Origin
The phrase “Spare the rod, spoil the child” comes from Hudibras, a long satirical poem by Samuel Butler published in three parts (1663, 1664, 1678). The relevant lines appear in Part II, Canto I (1664), in a passage comparing courtship to corporal discipline:
Love is a Boy, by Poets stil’d,
Then Spare the Rod, and spoil the Child.
Butler’s lines treat the saying as a familiar proverb, suggesting it had wider currency in the spoken English of his time, but the wording itself is his.
What the Bible does say
Several verses in the book of Proverbs address parental discipline using the word “rod”:
- Proverbs 13:24 (BSB): “He who spares the rod hates his son, but he who loves him disciplines him diligently.”
- Proverbs 22:15 (BSB): “Foolishness is bound up in the heart of a child; the rod of discipline will drive it far from him.”
- Proverbs 23:13–14 (BSB): “Do not withhold discipline from a child; although you strike him with a rod, he will not die.
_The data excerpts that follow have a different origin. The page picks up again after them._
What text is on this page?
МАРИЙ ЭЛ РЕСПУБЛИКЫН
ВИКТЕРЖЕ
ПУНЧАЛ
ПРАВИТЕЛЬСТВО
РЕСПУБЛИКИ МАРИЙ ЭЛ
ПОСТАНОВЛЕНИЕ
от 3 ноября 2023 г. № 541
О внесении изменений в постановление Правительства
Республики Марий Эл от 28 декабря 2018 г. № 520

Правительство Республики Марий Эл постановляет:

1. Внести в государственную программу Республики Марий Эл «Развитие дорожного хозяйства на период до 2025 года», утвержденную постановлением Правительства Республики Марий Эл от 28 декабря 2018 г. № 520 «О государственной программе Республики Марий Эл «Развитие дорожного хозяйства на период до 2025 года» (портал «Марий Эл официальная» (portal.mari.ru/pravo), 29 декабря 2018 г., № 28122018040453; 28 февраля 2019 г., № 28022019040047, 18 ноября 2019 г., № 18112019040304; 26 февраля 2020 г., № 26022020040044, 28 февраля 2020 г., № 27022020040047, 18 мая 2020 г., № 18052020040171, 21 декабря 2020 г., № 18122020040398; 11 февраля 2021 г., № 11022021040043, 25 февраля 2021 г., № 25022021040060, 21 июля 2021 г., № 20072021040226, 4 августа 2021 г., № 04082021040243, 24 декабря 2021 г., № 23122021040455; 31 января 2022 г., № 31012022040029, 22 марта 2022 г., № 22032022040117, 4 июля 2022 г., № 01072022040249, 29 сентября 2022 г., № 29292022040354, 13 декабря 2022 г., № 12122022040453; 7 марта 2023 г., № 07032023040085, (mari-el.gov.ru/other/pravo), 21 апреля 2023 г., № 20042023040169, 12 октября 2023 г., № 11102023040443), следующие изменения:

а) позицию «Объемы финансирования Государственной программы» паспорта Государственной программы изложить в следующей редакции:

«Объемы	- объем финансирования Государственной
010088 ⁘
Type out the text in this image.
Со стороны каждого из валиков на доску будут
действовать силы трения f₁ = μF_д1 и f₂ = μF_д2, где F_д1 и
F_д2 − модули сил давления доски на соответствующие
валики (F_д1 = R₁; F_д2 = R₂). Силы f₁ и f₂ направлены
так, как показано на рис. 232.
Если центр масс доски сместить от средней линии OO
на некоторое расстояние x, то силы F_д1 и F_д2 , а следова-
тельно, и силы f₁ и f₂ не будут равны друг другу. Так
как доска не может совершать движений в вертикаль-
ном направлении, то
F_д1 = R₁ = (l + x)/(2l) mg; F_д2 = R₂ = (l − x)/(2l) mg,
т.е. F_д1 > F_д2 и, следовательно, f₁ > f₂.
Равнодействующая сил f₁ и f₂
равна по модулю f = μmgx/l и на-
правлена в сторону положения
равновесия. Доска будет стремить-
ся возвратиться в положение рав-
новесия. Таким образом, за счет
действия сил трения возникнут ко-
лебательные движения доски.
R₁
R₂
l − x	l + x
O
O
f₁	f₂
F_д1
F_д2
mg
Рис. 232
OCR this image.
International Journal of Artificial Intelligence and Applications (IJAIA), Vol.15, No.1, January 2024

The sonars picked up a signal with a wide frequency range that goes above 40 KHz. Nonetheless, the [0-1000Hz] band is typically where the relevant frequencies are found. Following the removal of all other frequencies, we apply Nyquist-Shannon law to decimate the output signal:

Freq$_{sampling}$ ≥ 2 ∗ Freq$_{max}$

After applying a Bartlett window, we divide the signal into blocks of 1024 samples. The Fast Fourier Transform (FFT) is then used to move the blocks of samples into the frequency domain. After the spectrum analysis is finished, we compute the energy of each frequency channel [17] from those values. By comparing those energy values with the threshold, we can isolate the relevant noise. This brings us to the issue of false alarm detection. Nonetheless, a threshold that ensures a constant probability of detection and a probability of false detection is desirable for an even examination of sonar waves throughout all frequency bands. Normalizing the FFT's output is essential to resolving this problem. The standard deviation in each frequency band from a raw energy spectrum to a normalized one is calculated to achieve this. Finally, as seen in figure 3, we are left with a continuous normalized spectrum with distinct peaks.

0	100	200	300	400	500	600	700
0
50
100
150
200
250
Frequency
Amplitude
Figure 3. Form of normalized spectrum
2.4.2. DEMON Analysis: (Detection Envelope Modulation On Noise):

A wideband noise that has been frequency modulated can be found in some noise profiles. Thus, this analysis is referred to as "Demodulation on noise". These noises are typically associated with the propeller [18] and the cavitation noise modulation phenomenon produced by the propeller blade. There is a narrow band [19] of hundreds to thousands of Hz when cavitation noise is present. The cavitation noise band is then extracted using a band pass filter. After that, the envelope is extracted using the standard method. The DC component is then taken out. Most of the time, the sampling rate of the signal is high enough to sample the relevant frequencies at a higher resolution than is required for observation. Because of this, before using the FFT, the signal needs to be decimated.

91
Strike him with a rod, and you will deliver his soul from Sheol.”
These verses use the word “rod” (Hebrew: שֵׁבֶט, shevet) and discuss parental discipline, but none of them contains the wording of Butler’s proverb. Proverbs 13:24 is the closest in construction.
Why the misattribution persists
The proverb’s wording sits close enough to Proverbs 13:24 that many readers conflate the two. The shared keyword “rod” and the shared subject of parental discipline contribute to the confusion. The proverb has been quoted as Scripture in sermons and parenting books since at least the 19th century.